心理

2018/10/3

認知心理学とは

 心理学の一分野として、認知心理学があります。認知心理学は現在の心理学の主流であり、基礎・応用・臨床の全てにおいて重要な分野となっています。認知心理学とは、広義には知的機能の解明に関わる心理的過程全般を指しますが、狭義には1950年代後半以降に情報科学の影響を受け、人間を一種の高次情報処理システム(超高性能なパソコン)と見なす人間観に基づき、相互に関連する情報処理系を仮定し、そこにおいて実現される情報処理過程の解明によって、心的活動を理解しようとする心理学の一分野と定義されています。日本には、日本認知心理学会という学術学会があり、2018年度は9月に年次大会が開催されました。
 
 現在の認知心理学は、情報科学や言語科学と密接な関係を有する認知科学や脳科学との連携の下に発展しています。

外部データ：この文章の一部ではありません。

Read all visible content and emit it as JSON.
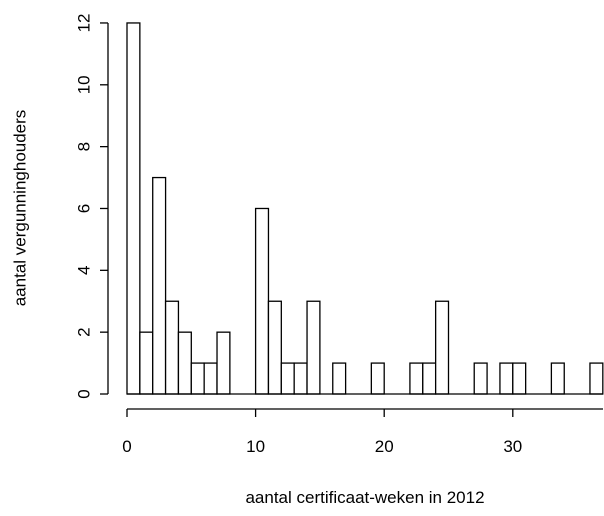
{
  "chart_data": {
    "type": "bar",
    "title": "",
    "xlabel": "aantal certificaat-weken in 2012",
    "ylabel": "aantal vergunninghouders",
    "xlim": [
      0,
      37
    ],
    "ylim": [
      0,
      12
    ],
    "x_ticks": [
      0,
      10,
      20,
      30
    ],
    "y_ticks": [
      0,
      2,
      4,
      6,
      8,
      10,
      12
    ],
    "bin_width": 1,
    "bins": [
      {
        "start": 0,
        "count": 12
      },
      {
        "start": 1,
        "count": 2
      },
      {
        "start": 2,
        "count": 7
      },
      {
        "start": 3,
        "count": 3
      },
      {
        "start": 4,
        "count": 2
      },
      {
        "start": 5,
        "count": 1
      },
      {
        "start": 6,
        "count": 1
      },
      {
        "start": 7,
        "count": 2
      },
      {
        "start": 10,
        "count": 6
      },
      {
        "start": 11,
        "count": 3
      },
      {
        "start": 12,
        "count": 1
      },
      {
        "start": 13,
        "count": 1
      },
      {
        "start": 14,
        "count": 3
      },
      {
        "start": 16,
        "count": 1
      },
      {
        "start": 19,
        "count": 1
      },
      {
        "start": 22,
        "count": 1
      },
      {
        "start": 23,
        "count": 1
      },
      {
        "start": 24,
        "count": 3
      },
      {
        "start": 27,
        "count": 1
      },
      {
        "start": 29,
        "count": 1
      },
      {
        "start": 30,
        "count": 1
      },
      {
        "start": 33,
        "count": 1
      },
      {
        "start": 36,
        "count": 1
      }
    ]
  }
}
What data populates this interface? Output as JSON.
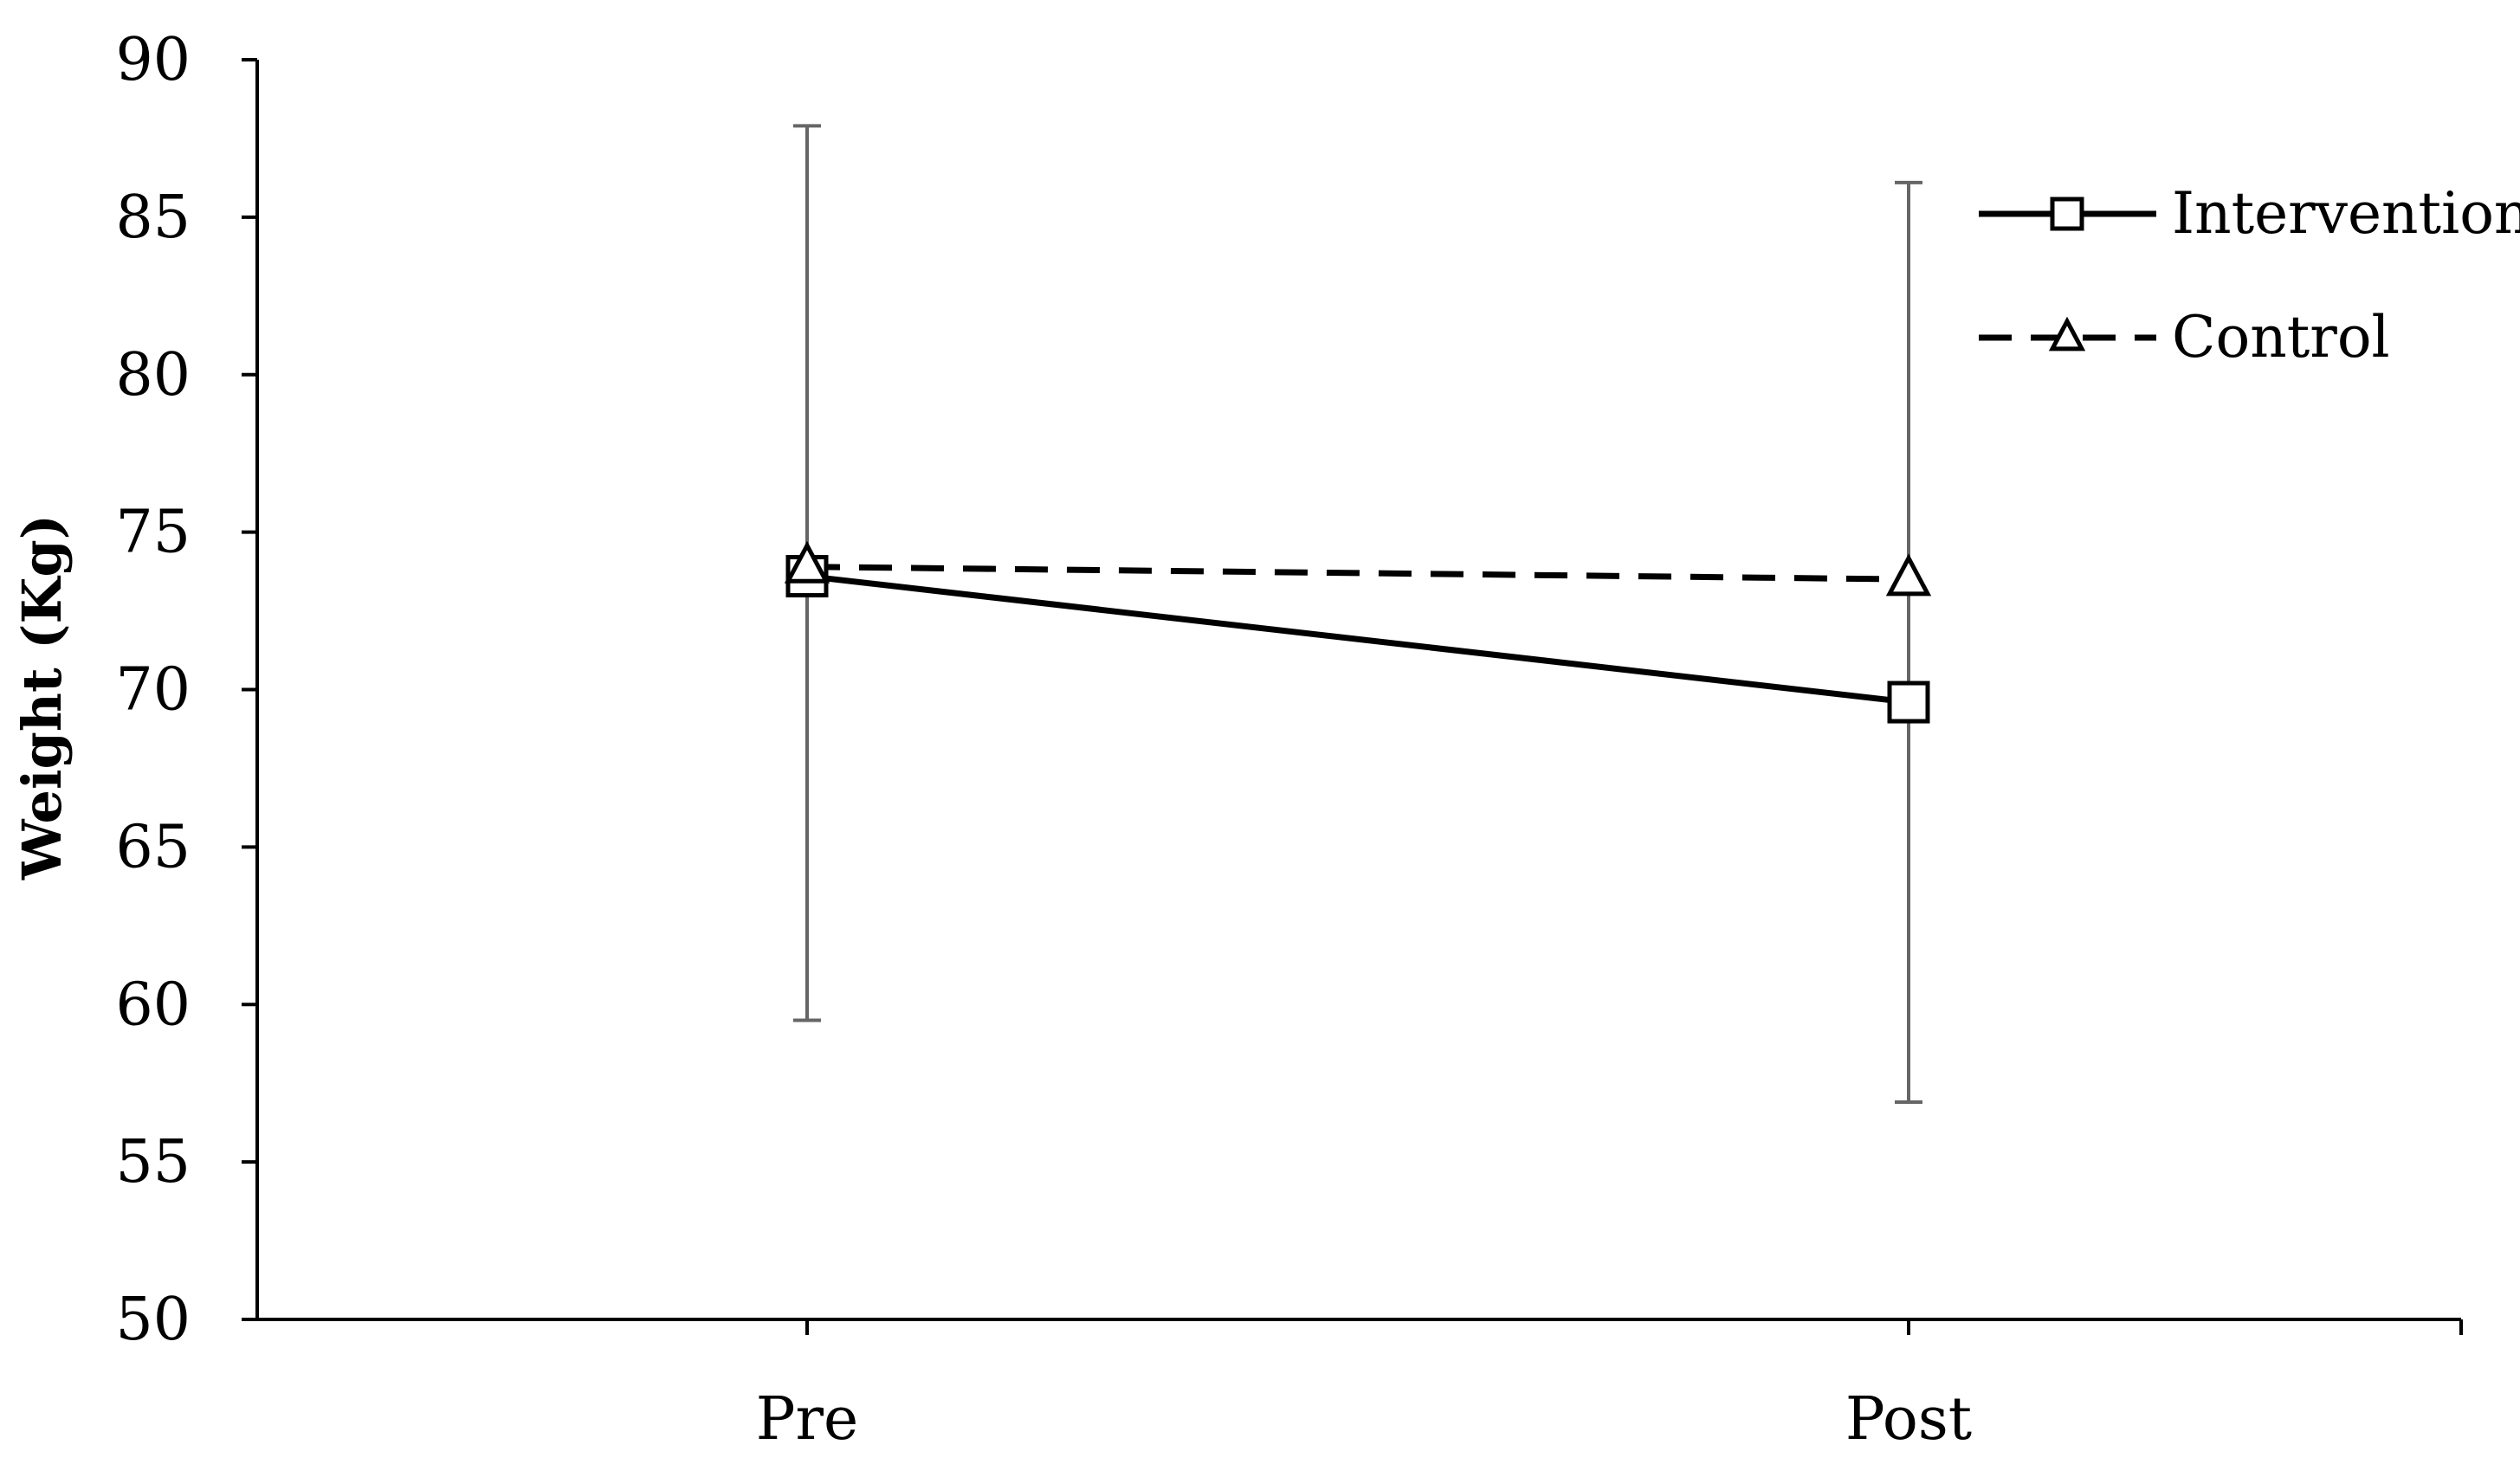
{
  "chart_data": {
    "type": "line",
    "title": "",
    "xlabel": "",
    "ylabel": "Weight (Kg)",
    "categories": [
      "Pre",
      "Post"
    ],
    "ylim": [
      50,
      90
    ],
    "yticks": [
      50,
      55,
      60,
      65,
      70,
      75,
      80,
      85,
      90
    ],
    "grid": false,
    "legend_position": "top-right",
    "series": [
      {
        "name": "Intervention",
        "values": [
          73.6,
          69.6
        ],
        "error_upper": [
          87.9,
          86.1
        ],
        "error_lower": [
          59.5,
          56.9
        ],
        "marker": "square",
        "line_style": "solid",
        "color": "#000000"
      },
      {
        "name": "Control",
        "values": [
          73.9,
          73.5
        ],
        "marker": "triangle",
        "line_style": "dashed",
        "color": "#000000"
      }
    ]
  },
  "colors": {
    "axis": "#000000",
    "error_bar": "#666666",
    "marker_fill": "#ffffff"
  }
}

認知心理学の代表的な研究領域として、記憶に関する研究があります。
 初期の認知心理学においては、人間の記憶について、特定の情報が比較的安定した構造を持つ貯蔵庫を通じて逐次的に処理され、その過程における処理容量への制限が特定時間内での心的活動に影響を及ぼすと見なしていました。現在では、特定処理が完了した後に、系列的に情報が処理されるとする観点をとることは少なく、むしろ多くの場合、相互に影響を及ぼし合う並列処理的な観点が主となりつつあります。認知心理学では、心的活動が汎用的目的を持つ記号処理システムであると見なし、知的行為に含まれる処理システムの理解と、システムの運用を可能とする表象の解明を目標としていますが、最近では処理の並列性に加えて処理の分散性を考慮し、神経結合を模して、より微視的なレベルからモデルを構築しようとする非記号論的なアプローチも盛んに実施されています。これはまさに、人間 = パソコンという考え方に基づき、私たちの心は情報処理をするシステムであるという観点から研究を進めているわけです。
 
 認知心理学の発展は、その誕生以前に心理学で主流を占めていた行動主義との対比によって特徴づけられます。学習心理学者・行動分析学者であるワトソンらに代表される行動主義は、科学における観察可能性と論理実証性とを重視し、観察可能な刺激と反応の関係性の記述によってのみ、行動を記述する研究姿勢を推奨していました。その結果、行動主義は,多くの現象を刺激と刺激、あるいは刺激と反応間の連合によって説明することに成功を収めました。しかし、人間の心理がそれだけで全て説明できるわけではないとうことも、徐々に判明していきました。20世紀の後半を迎えるにつれ、言語の産出と理解や、思考における創造性、一般的な問題解決能力などの、より高次な心的活動の説明において、行動主義の考え方は限界を示し始めます。
 
 こうした研究動向を背景として、直接的には観察不可能な心的活動、特に積極的に情報を取捨選択し、意思決定を行っていく過程を主として研究する認知心理学の萌芽が形成されました。この流れからも、認知心理学が20世紀と21世紀を橋渡しする学問領域であることが分かると思います。ただし、1950年代以前に行われていた,認知心理学者のジェームズが提唱した一次記憶と二次記憶の区別や、同じく認知心理学者のバートレットが提唱したスキーマ(体制化された知識)による記憶への影響などの研究が、後の認知心理学の発展に影響を与えたこともまた、非常に重要なポイントといえるでしょう。実はスキーマは認知療法・認知行動療法などの心理カウンセリングにおいても重要な要素です。
 スキーマは、知識を構成するモジュールとして想定される概念であり、認知過程を知識に基づいて説明する上で広く用いられる理論的な概念です。特に知識に導かれて進行する能動的でトップダウンな過程の説明に中心的な役割を果たすとされています。うつ病等の原因の1つとして、このスキーマが上手く機能せず、自動的・瞬間的に思考・感情・行動を規定してしまうことが挙げられます。認知療法・認知行動療法は、問題となる認知を修正・変容させていくことで、クライエントの精神状態を改善させていきます。その過程で、クライエント個人の持つスキーマを正確に把握することが重要となります。